The future of publishing
As the above shows, published knowledge locked into opaque PDF documents is not helpful so let’s turn publications into structured, searchable knowledge graphs. To respond quickly to new challenges the publications have to be based on the open access FAIR principles, implicit links to cited material have to be explicit, and the data therein has to be usable by machine.
Having the chance to work with publishers in the task force provides the opportunity to implement obvious changes to the existing publications system. The most obvious is to cut down as much as possible parts of or the entire Plazi workflow from finding to processing publications to liberate data. Though there are hundreds of millions of pages to process - including new pages every day - the only way forwards is to use semantic publishing. A big advancement in this task force has been the development of publications that include publishing data that can immediately be harvested and reused. The proof is the publishing of biotic interactions and indexing by GloBI (see publication, reused interaction)
What’s after the CETAF Covid-19 task force?
The sheer magnitude of the unavailability of published research data is a daunting task, coupled with very limited funding for converting legacy publications into data. Data that is nota bene the foundation to improve the understanding of the dynamics of virus spill-over.
Even within the task force group, there is insufficient awareness of the big data - tens of billions of facts - hidden in unstructured publications and the fledgling tools to extract, store, explore, cite and reuse this data. Research projects as proposed and started in the task force on virus spill-over will be the best communication platform. We will spend additional effort to communicate and build the needed awareness.
We will continue to explore funding possibilities for research projects formulated within the taskforce that integrate research questions and legacy literature.

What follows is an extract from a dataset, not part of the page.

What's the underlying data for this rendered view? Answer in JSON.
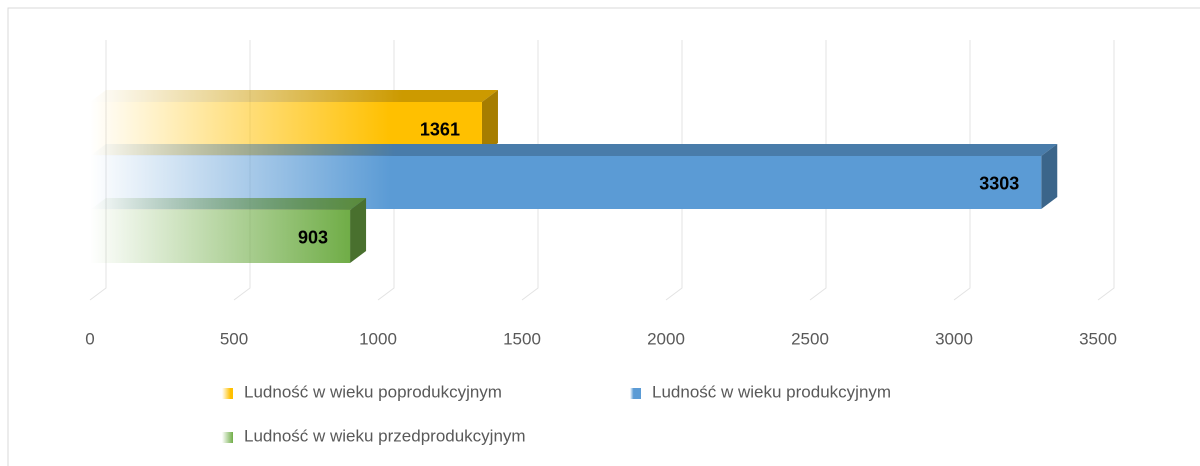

We will make use of the momentum and extract all the treatments in the main mammal taxonomic catalogues to provide to the community access to the mammal classifications provided by the standards at the given time, and which is often the reference for name usage in ecological studies or the identification of specimens in collections that end up in GBIF. We believe that this might serve as a very good example of the value of having entire catalogus and their treatments available. It will also show the difference from having a name to being able to know what’s behind it.
These data liberation operations will be maintained thanks to the support of Arcadia. Their unique, generous support is instrumental to change the way taxonomic data is shared and accessible and to build underlying infrastructure together with Zenodo that make this change possible and sustainable.
Finally our lesson learned, once more, is to invest in collaborations with publishers, specifically Pensoft, CETAF-European Journal of Taxonomy, the Museum National d’Histoire Naturelle, Paris publishing and BioOne to transition in an area where biodiversity data is from its inception digitally accessible and reused by aggregators like GBIF or ELIXIR.
We are looking forward to more task forces of this inspiring kind.